Les excitations des filets terminaux du nerf Tl, disposés sur la face ventrale de l'artère thyroïde près de son origine de l'artère carotidienne, ont produit une chute considérable de la pression artérielle, sans cardio-modération, suggérant un effet vaso-dilatateur. L'excitation du nerf Tl, en tant que continuation du nerf dépresseur, provoque donc un abaissement de la pression sans ralentissement du cœur.

Un effet similaire de chute de la pression sans ralentissement des contractions du cœur a été observé par Schafer lors d'expériences sur le nerf dépresseur.
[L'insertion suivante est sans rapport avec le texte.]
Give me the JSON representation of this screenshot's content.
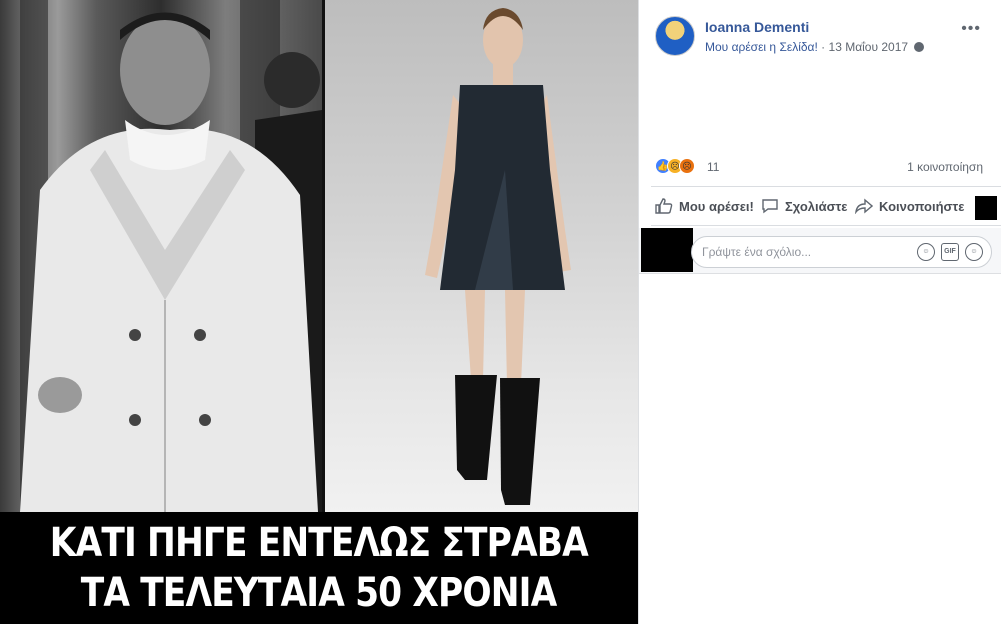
{
  "post": {
    "author": "Ioanna Dementi",
    "liked_page": "Μου αρέσει η Σελίδα!",
    "separator": "·",
    "date": "13 Μαΐου 2017",
    "more_icon": "more-options-icon"
  },
  "image": {
    "caption_line1": "ΚΑΤΙ ΠΗΓΕ ΕΝΤΕΛΩΣ ΣΤΡΑΒΑ",
    "caption_line2": "ΤΑ ΤΕΛΕΥΤΑΙΑ 50 ΧΡΟΝΙΑ"
  },
  "reactions": {
    "count": "11",
    "shares": "1 κοινοποίηση",
    "types": [
      "like",
      "sad",
      "angry"
    ]
  },
  "actions": {
    "like": "Μου αρέσει!",
    "comment": "Σχολιάστε",
    "share": "Κοινοποιήστε"
  },
  "comment": {
    "placeholder": "Γράψτε ένα σχόλιο..."
  },
  "colors": {
    "link": "#365899",
    "muted": "#606770",
    "like_blue": "#4080ff"
  }
}
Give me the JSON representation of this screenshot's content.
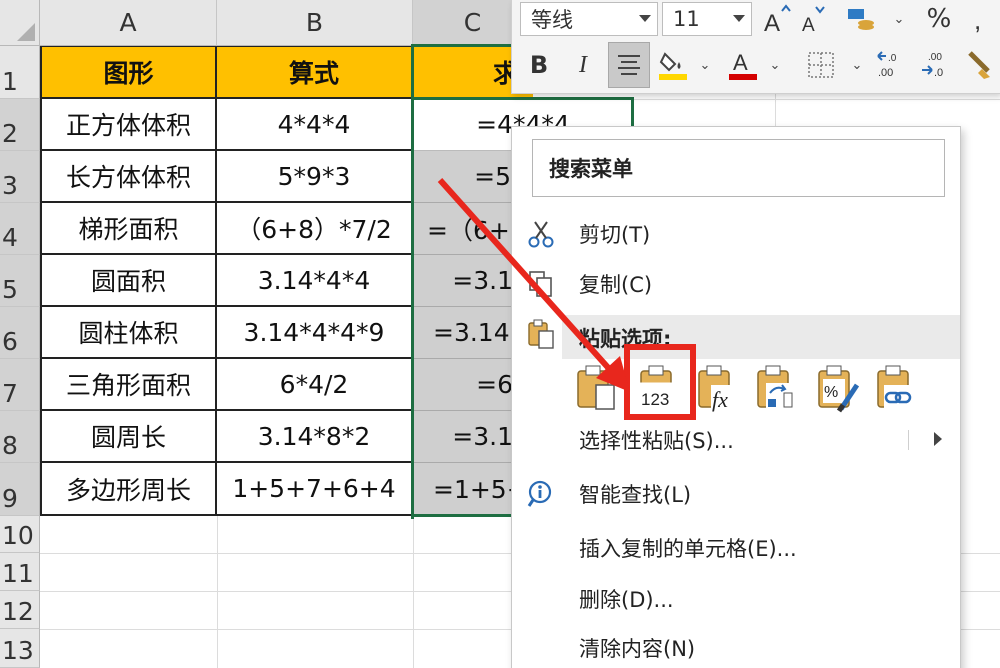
{
  "sheet": {
    "columns": [
      "A",
      "B",
      "C"
    ],
    "rows": [
      "1",
      "2",
      "3",
      "4",
      "5",
      "6",
      "7",
      "8",
      "9",
      "10",
      "11",
      "12",
      "13"
    ],
    "header_row": [
      "图形",
      "算式",
      "求"
    ],
    "data_rows": [
      {
        "shape": "正方体体积",
        "formula": "4*4*4",
        "result": "=4*4*4"
      },
      {
        "shape": "长方体体积",
        "formula": "5*9*3",
        "result": "=5"
      },
      {
        "shape": "梯形面积",
        "formula": "（6+8）*7/2",
        "result": "=（6+"
      },
      {
        "shape": "圆面积",
        "formula": "3.14*4*4",
        "result": "=3.1"
      },
      {
        "shape": "圆柱体积",
        "formula": "3.14*4*4*9",
        "result": "=3.14"
      },
      {
        "shape": "三角形面积",
        "formula": "6*4/2",
        "result": "=6"
      },
      {
        "shape": "圆周长",
        "formula": "3.14*8*2",
        "result": "=3.1"
      },
      {
        "shape": "多边形周长",
        "formula": "1+5+7+6+4",
        "result": "=1+5+"
      }
    ]
  },
  "mini_toolbar": {
    "font_name": "等线",
    "font_size": "11",
    "grow_font_icon": "font-grow-icon",
    "shrink_font_icon": "font-shrink-icon",
    "percent_label": "%",
    "bold_label": "B",
    "italic_label": "I"
  },
  "context_menu": {
    "search_label": "搜索菜单",
    "cut_label": "剪切(T)",
    "copy_label": "复制(C)",
    "paste_options_label": "粘贴选项:",
    "paste_special_label": "选择性粘贴(S)...",
    "smart_lookup_label": "智能查找(L)",
    "insert_copied_label": "插入复制的单元格(E)...",
    "delete_label": "删除(D)...",
    "clear_label": "清除内容(N)",
    "paste_icons": [
      "paste-icon",
      "paste-values-icon",
      "paste-formulas-icon",
      "paste-transpose-icon",
      "paste-formatting-icon",
      "paste-link-icon"
    ],
    "paste_values_text": "123",
    "paste_formulas_text": "fx"
  },
  "colors": {
    "header_fill": "#ffc000",
    "selection_border": "#1e6e42",
    "highlight_red": "#e8271d",
    "fill_yellow": "#ffd700",
    "font_red": "#d40000"
  }
}
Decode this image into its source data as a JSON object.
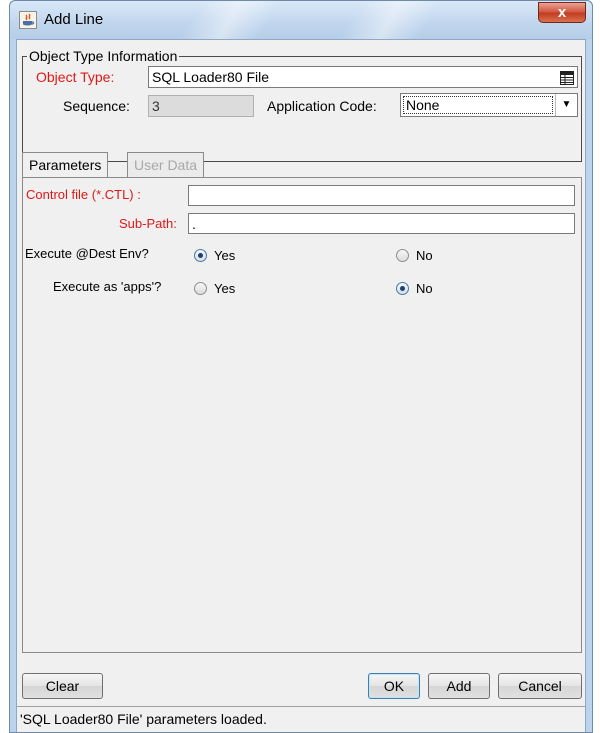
{
  "window": {
    "title": "Add Line",
    "close_label": "x"
  },
  "object_type_info": {
    "group_title": "Object Type Information",
    "object_type_label": "Object Type:",
    "object_type_value": "SQL Loader80 File",
    "sequence_label": "Sequence:",
    "sequence_value": "3",
    "app_code_label": "Application Code:",
    "app_code_value": "None"
  },
  "tabs": [
    {
      "label": "Parameters",
      "active": true
    },
    {
      "label": "User Data",
      "active": false
    }
  ],
  "parameters": {
    "control_file_label": "Control file (*.CTL) :",
    "control_file_value": "",
    "sub_path_label": "Sub-Path:",
    "sub_path_value": ".",
    "exec_dest_label": "Execute @Dest Env?",
    "exec_dest_yes": "Yes",
    "exec_dest_no": "No",
    "exec_dest_selected": "Yes",
    "exec_apps_label": "Execute as 'apps'?",
    "exec_apps_yes": "Yes",
    "exec_apps_no": "No",
    "exec_apps_selected": "No"
  },
  "buttons": {
    "clear": "Clear",
    "ok": "OK",
    "add": "Add",
    "cancel": "Cancel"
  },
  "status": {
    "message": "'SQL Loader80 File' parameters loaded."
  },
  "colors": {
    "required_label": "#e01818",
    "title_bar": "#c2d7ee",
    "close_button": "#c23a1e"
  }
}
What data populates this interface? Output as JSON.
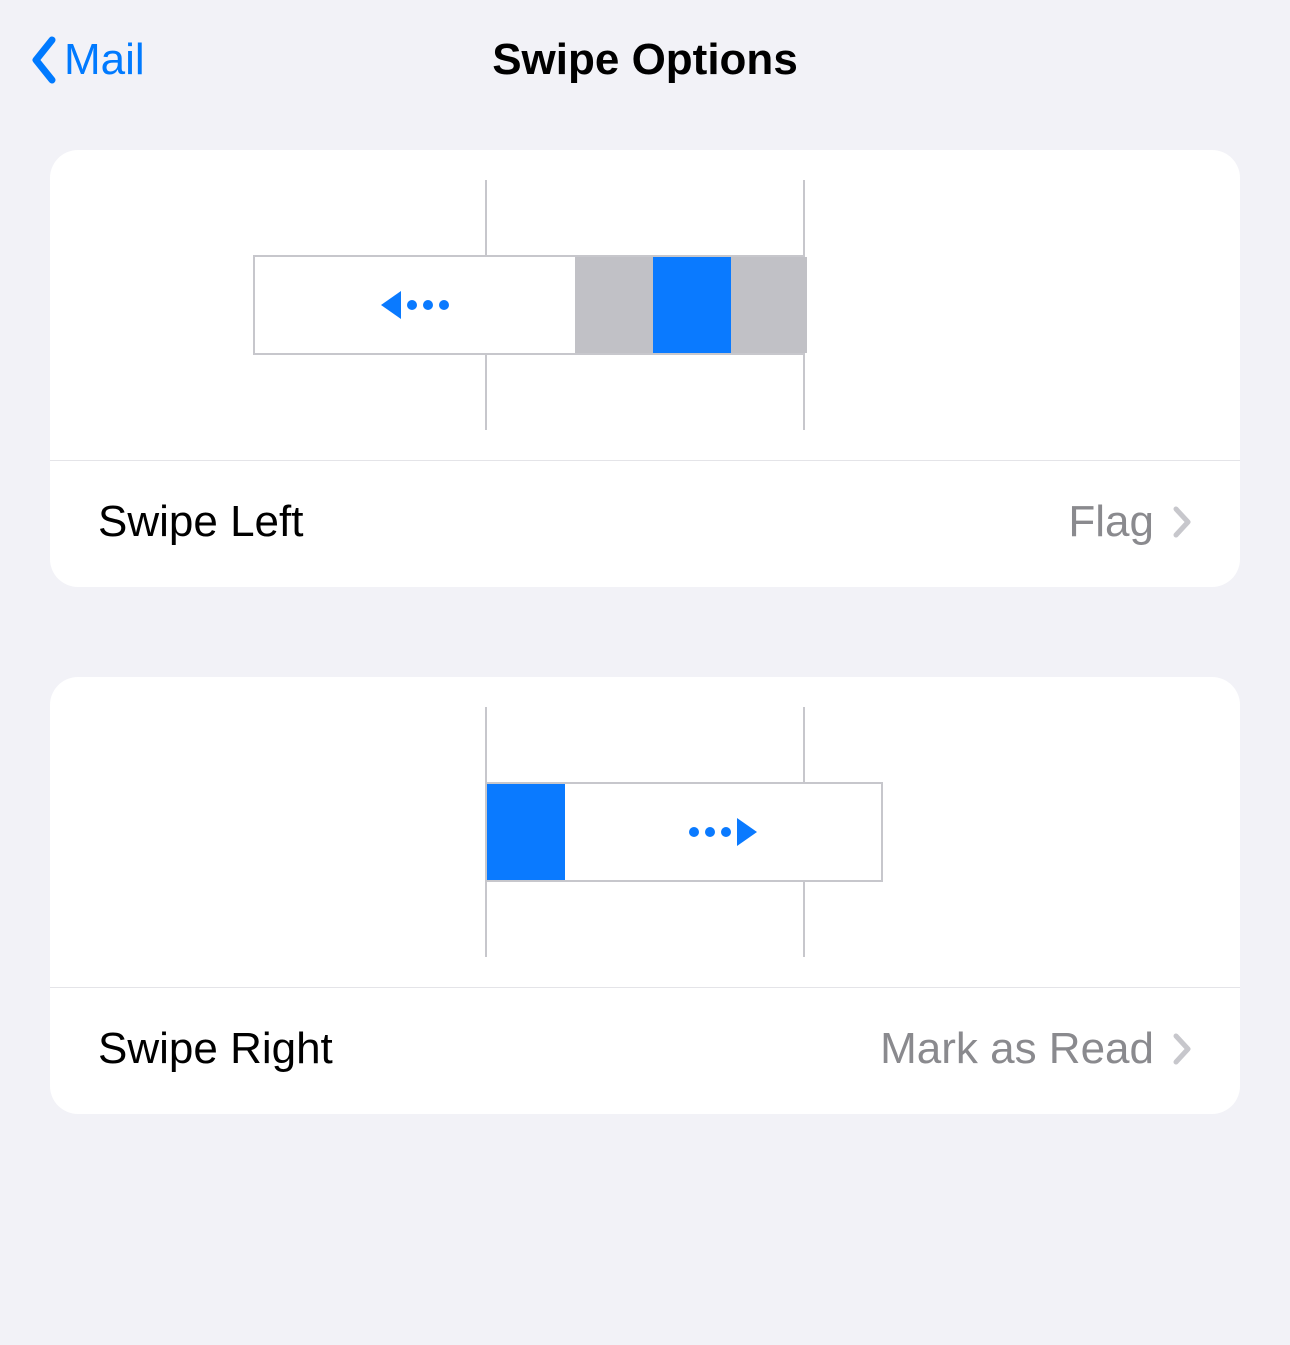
{
  "header": {
    "back_label": "Mail",
    "title": "Swipe Options"
  },
  "sections": {
    "swipe_left": {
      "label": "Swipe Left",
      "value": "Flag"
    },
    "swipe_right": {
      "label": "Swipe Right",
      "value": "Mark as Read"
    }
  },
  "colors": {
    "accent": "#007aff",
    "preview_blue": "#0a7aff",
    "preview_gray": "#c1c1c6"
  }
}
Les chercheurs ont également constaté une chute de la pression artérielle en excitant le nerf Tl lié directement au nerf dépresseur, avec une succession de systoles décroissantes et croissantes réunies en groupes. Les mouvements de la respiration n'ont pas été affectés.

Ces tracés ressemblent à ceux obtenus par Engelmann et Hofmann dans des conditions d'affaiblissement de l'activité du cœur en excitant le nerf vague. Datre et Morat ont été les premiers à constater l'état d'hypotonus de la fibre musculaire sous l'influence de l'excitation du vague. Selon Jarisch et Ludwig, les excitations du nerf dépresseur produisent un affaiblissement du tonus vasculaire et une diminution de la force du myocarde.

Dans cette étude, après l'interruption des excitations, la pression artérielle revenait lentement à la normale.

Claude Sureau et la question de l'avortement et de la parturition provoquée

Bien que le texte source ne contienne pas d'informations directes sur Claude Sureau, l'avortement ou la parturition provoquée, le contexte historique et scientifique fourni permet de situer la question dans une perspective plus large. Les avancées médicales et les connaissances sur le système nerveux et la physiologie vasculaire, telles que celles présentées dans les études sur le Zoo-Tensiomètre et les nerfs vaso-moteurs, ont contribué à une meilleure compréhension du corps humain et des interventions médicales possibles.

L'avortement et la parturition provoquée sont des sujets complexes qui ont évolué au fil du temps, influencés par des considérations médicales, éthiques, sociales et légales. L'histoire de ces pratiques est marquée par des débats passionnés et des évolutions significatives dans les techniques et les attitudes.